Differential Privacy-Preserving GANs for De-Identification of Medical Images in Federated Health Networks
Аннотация
The growing use of AI in healthcare requires large-scale sharing of medical images, which raises serious concerns about patient privacy and data security. To address these challenges, de-identification techniques are used to anonymize medical images before sharing across federated health networks. However, existing methods often suffer from utility degradation, inadequate privacy guarantees, and risks of re-identification through advanced attacks. This paper proposes a novel Differentially Private Federated GAN (DP-FedGAN) framework that integrates Differential Privacy into Generative Adversarial Networks trained in a federated setting. Each medical institution trains a local generative adversarial network (GAN) using differentially private stochastic gradient descent (DP-SGD), and model updates are aggregated securely using the FedAvg algorithm.

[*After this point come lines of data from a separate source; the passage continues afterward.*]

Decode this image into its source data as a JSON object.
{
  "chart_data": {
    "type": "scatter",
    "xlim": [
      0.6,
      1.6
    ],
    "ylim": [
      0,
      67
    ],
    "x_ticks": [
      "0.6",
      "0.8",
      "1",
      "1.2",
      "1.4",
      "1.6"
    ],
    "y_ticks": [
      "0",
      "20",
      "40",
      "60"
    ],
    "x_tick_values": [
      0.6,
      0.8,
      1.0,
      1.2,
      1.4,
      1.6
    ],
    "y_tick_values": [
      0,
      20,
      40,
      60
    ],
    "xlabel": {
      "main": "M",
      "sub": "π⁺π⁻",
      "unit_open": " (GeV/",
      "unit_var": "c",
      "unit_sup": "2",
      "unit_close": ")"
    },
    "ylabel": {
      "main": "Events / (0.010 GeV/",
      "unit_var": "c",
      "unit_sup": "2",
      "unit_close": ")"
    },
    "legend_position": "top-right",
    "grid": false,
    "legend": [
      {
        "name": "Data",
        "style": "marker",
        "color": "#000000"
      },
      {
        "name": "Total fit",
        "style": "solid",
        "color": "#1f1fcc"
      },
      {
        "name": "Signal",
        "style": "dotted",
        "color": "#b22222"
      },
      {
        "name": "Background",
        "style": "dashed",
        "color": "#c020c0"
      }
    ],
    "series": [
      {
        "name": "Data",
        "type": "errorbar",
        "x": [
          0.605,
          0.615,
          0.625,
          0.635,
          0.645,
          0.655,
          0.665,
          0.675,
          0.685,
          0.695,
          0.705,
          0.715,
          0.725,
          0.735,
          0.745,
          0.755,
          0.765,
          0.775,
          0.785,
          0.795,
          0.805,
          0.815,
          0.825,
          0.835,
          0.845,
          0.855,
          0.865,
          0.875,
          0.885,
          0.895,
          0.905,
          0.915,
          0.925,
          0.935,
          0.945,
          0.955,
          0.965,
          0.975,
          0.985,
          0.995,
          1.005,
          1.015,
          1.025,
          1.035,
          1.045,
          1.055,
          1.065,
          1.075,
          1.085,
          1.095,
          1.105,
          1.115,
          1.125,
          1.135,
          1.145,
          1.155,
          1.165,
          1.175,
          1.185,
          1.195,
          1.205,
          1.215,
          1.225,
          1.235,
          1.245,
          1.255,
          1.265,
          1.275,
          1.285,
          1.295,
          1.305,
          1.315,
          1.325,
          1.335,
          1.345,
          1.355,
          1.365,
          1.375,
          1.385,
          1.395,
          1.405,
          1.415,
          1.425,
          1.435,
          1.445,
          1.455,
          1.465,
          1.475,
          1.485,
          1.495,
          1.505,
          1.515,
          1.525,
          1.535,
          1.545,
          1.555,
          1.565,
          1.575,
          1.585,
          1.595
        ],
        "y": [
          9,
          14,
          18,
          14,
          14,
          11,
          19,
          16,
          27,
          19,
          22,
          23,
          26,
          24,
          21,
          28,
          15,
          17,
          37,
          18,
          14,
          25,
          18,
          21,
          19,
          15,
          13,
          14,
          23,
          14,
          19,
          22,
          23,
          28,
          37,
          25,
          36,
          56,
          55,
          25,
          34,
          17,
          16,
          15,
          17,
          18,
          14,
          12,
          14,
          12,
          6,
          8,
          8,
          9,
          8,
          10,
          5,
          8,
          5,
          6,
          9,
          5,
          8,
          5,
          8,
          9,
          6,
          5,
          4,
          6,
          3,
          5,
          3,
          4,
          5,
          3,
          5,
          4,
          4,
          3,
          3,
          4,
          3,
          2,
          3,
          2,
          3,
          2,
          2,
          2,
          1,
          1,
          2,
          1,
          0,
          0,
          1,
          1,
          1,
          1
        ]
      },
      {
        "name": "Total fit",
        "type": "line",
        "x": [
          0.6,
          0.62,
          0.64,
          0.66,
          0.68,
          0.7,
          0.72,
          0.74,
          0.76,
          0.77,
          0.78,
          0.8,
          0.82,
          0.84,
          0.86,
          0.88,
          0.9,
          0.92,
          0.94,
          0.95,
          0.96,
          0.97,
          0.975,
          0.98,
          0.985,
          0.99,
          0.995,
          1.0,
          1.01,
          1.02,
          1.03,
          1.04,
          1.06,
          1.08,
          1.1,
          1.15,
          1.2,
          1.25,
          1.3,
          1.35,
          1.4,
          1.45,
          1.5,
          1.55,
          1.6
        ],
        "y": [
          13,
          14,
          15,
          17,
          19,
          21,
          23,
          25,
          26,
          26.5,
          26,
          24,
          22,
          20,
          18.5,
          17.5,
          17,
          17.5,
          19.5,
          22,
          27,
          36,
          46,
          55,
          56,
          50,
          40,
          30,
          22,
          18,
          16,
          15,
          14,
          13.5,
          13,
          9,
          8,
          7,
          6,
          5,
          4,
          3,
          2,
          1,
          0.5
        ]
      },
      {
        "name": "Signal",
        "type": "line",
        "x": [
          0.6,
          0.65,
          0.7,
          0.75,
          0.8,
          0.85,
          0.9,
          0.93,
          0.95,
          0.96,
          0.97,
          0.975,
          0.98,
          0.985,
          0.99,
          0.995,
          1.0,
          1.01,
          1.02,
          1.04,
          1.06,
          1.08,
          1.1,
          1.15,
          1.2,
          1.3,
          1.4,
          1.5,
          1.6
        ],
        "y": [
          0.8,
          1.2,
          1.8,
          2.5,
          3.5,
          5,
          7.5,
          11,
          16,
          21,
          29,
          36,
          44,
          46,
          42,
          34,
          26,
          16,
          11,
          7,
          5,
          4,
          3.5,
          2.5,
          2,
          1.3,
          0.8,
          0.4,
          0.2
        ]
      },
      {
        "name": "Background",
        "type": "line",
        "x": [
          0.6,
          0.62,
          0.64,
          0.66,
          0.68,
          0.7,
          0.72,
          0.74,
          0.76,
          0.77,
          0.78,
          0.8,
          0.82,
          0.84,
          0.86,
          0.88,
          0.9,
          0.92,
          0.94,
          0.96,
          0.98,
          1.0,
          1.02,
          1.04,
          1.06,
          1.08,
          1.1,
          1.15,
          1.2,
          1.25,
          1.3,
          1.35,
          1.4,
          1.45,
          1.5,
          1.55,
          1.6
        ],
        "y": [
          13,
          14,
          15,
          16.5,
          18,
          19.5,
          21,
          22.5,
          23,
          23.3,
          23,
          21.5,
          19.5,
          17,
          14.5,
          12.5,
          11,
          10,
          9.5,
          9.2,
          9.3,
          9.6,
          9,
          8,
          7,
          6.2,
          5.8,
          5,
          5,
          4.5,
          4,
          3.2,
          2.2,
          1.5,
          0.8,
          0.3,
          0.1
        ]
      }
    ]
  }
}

This ensures data never leaves the local nodes while providing rigorous privacy protection. The proposed method is applied to de-identify chest X-ray images for downstream pneumonia diagnosis, preserving diagnostic features while removing identifiable information. Experimental results demonstrate that DP-FedGAN achieves strong visual fidelity, maintains high classification accuracy, and resists membership inference attacks, proving its effectiveness for secure, privacy-preserving medical image sharing in federated environments.